When we reach this time of year, it seems that everyone is talking about resolutions and how the next 12 months can be the greatest year yet. Conversations tend to focus on budgets and goals; we revisit mission statements and the values that our companies represent. I’m a huge proponent of having direction and goals, but simply writing a business plan doesn’t guarantee instant success in the New Year.
One of the best ways to ensure you have the greatest 2014 possible is to check in with your level of personal urgency surrounding your overall business goals. Do you have an obvious drive that is felt throughout the entire organization, or is waiting a few days acceptable when implementing a new sales technique or a profit-improving policy? One of the most common traits of contractors who are exceptionally successful is that they understand how to create and, more importantly, maintain a higher level of urgency than their competition.

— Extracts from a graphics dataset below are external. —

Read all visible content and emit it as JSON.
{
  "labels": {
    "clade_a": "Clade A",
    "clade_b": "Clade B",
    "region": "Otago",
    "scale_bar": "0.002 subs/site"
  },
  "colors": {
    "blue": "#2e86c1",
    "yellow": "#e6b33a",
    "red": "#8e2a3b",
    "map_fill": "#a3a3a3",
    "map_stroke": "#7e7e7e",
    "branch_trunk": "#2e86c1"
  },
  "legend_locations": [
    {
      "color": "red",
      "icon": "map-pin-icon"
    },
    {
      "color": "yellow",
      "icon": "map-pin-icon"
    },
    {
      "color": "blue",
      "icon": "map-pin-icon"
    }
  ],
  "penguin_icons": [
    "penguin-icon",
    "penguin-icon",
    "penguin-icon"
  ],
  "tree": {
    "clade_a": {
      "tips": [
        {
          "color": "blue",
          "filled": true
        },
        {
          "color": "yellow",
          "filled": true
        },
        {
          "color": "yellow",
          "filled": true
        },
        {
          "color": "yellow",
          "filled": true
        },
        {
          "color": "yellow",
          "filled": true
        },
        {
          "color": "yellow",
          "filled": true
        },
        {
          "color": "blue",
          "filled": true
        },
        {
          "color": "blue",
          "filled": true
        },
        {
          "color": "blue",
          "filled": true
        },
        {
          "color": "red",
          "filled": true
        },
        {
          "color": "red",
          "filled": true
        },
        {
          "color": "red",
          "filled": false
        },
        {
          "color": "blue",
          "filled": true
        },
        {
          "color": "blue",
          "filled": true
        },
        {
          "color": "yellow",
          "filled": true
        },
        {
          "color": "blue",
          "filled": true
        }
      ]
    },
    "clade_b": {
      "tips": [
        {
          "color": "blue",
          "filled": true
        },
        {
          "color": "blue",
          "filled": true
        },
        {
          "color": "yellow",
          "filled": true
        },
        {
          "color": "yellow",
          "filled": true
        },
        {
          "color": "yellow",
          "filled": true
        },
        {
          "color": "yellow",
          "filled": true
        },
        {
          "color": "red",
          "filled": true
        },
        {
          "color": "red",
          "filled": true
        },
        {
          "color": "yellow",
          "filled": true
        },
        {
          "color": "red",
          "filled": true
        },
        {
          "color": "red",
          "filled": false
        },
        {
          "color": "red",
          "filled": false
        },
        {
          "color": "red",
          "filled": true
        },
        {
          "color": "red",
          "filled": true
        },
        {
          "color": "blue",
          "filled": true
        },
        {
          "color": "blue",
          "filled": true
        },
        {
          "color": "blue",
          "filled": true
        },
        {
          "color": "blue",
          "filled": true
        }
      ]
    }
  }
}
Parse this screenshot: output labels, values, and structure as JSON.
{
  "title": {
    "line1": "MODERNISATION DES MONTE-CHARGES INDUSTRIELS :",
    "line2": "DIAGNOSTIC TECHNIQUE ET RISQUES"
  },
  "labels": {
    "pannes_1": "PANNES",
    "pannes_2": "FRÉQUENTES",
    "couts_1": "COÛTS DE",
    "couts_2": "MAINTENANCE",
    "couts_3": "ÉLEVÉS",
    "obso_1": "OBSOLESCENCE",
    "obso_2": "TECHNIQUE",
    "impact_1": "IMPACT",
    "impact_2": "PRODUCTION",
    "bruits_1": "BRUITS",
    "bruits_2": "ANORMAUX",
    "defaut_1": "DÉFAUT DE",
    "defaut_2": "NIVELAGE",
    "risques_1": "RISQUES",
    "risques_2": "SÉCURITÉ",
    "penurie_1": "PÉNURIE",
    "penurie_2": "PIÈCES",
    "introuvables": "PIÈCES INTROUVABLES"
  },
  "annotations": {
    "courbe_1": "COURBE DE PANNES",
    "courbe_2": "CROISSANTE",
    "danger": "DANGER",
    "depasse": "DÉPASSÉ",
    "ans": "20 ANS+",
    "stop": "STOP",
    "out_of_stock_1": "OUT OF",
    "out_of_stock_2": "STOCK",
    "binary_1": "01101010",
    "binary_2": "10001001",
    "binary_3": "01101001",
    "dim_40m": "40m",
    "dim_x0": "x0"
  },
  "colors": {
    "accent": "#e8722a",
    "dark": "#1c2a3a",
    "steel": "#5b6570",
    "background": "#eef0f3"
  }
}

Whatever you do, don’t confuse a sense of urgency with a state of emergency. A state of emergency is not sustainable. People cannot thrive and be their very best with a negative connotation surrounding their daily work lives. As I spend my time onsite coaching and training contractors, I usually know within about 15 minutes after I walk in the door of the business what level of urgency is in the building.
Companies with a clearly understood sense of urgency consistently outperform other businesses because their culture is defined by getting things done as efficiently and profitably as possible. Achieving the goal and getting better results is imperative, but it doesn’t come across as an emergency.
Most of us can remember the urgency we felt when we initially started in this business or jumped into our first management position. We were excited, things were fun and we were thriving on growth. We were completely focused on the next productive task and how we could keep positive momentum and results flowing.
Don’t kill creative thinking
Think about a manager you’ve worked for in the past who operated from a state of emergency. How productive was this style of leadership? Oddly enough, many leaders subconsciously enjoy being in a state of emergency. In fact, I’ve personally hired managers in the past who would actually create emergencies so they could swoop in and be the problem-solvers.
This is incredibly unproductive and they are always so “busy” that they are unable to be proactive when it comes to implementing improved practices in the business. Urgency comes from good leadership, but a state of emergency mindset will kill the creative thinking in the building as well as lead your team to a place of mediocrity.
Emergencies are always reactive because we’re forced to quickly make decisions or fight a current fire that is burning out of control in the business. On the other hand, a well-led and -communicated sense of urgency is proactive and drives improved results. It begins and ends with the top leaders and managers in the business.
I was recently onsite with one of the largest and fastest-growing service contractors in the country. If there is one thing that is clearly understood in each of the organization’s locations is that today is the only day we have to achieve specific results. Tomorrow is not good enough; today is the day. This is a company that has been experiencing major growth for years now, yet it’s leaders are not allowing themselves to become comfortable because they recognize the potential surrounding them and the risks associated with a sense of comfort.
I believe that comfort zones are one of the most dangerous things in our lives because they can squash growth and lead to mediocrity. I’m not advocating that you run around with your hair on fire to get the maximum amount of work done that you possibly can in one day. In fact, having a completely full schedule can be an urgency killer because you’re always just busy, but usually not busy with the most productive tasks.
As a top leader in your business, you must decide what level of urgency you can personally demonstrate.
Ultimate role model
You are the ultimate role model for your company, so you must establish a consistent message and behave with a daily sense of determination. You need to demonstrate urgency with your communications to your team whether it’s through face-to-face meetings, group phone calls, emails or any other method. Always back up your communications with unwavering, focused action.
Your actions should be steadily aimed toward winning at the highest level possible while chasing your goals. Perhaps you don’t want to have a huge multimillion-dollar company. That is completely fine. I’m a huge fan of designing objectives that work for you specifically and hold your company to a standard that will help you accomplish personal goals.
That being said, if you only want to have four trucks on the road, you must still operate with a behavior of urgency to get the very best from those four trucks.
As you begin demonstrating and effectively communicating a daily sense of urgency, things will change in your business. Team members start to understand that rapid adjustment and improvement is a necessary part of winning. They act quickly, pull themselves out of emergencies faster, learn what they can from situations and get back to producing better results with a sharp focus.
As we head into another calendar year, examine the urgency aspect of your leadership style and your overall business. Apply this to what you want to achieve in 2014 and I can guarantee that you will find at least one area of your company lacking urgency.
Set goals with a deadline attached to each one of your objectives and hold yourself accountable for strategically reaching your goals. Think of them as things you must accomplish, not things you’d like to accomplish. Make goals known to your team and the people around you so it becomes a bit easier to hold yourself to the utmost standard.
Don’t simply set goals for 2014; go after them with an increased sense of urgency.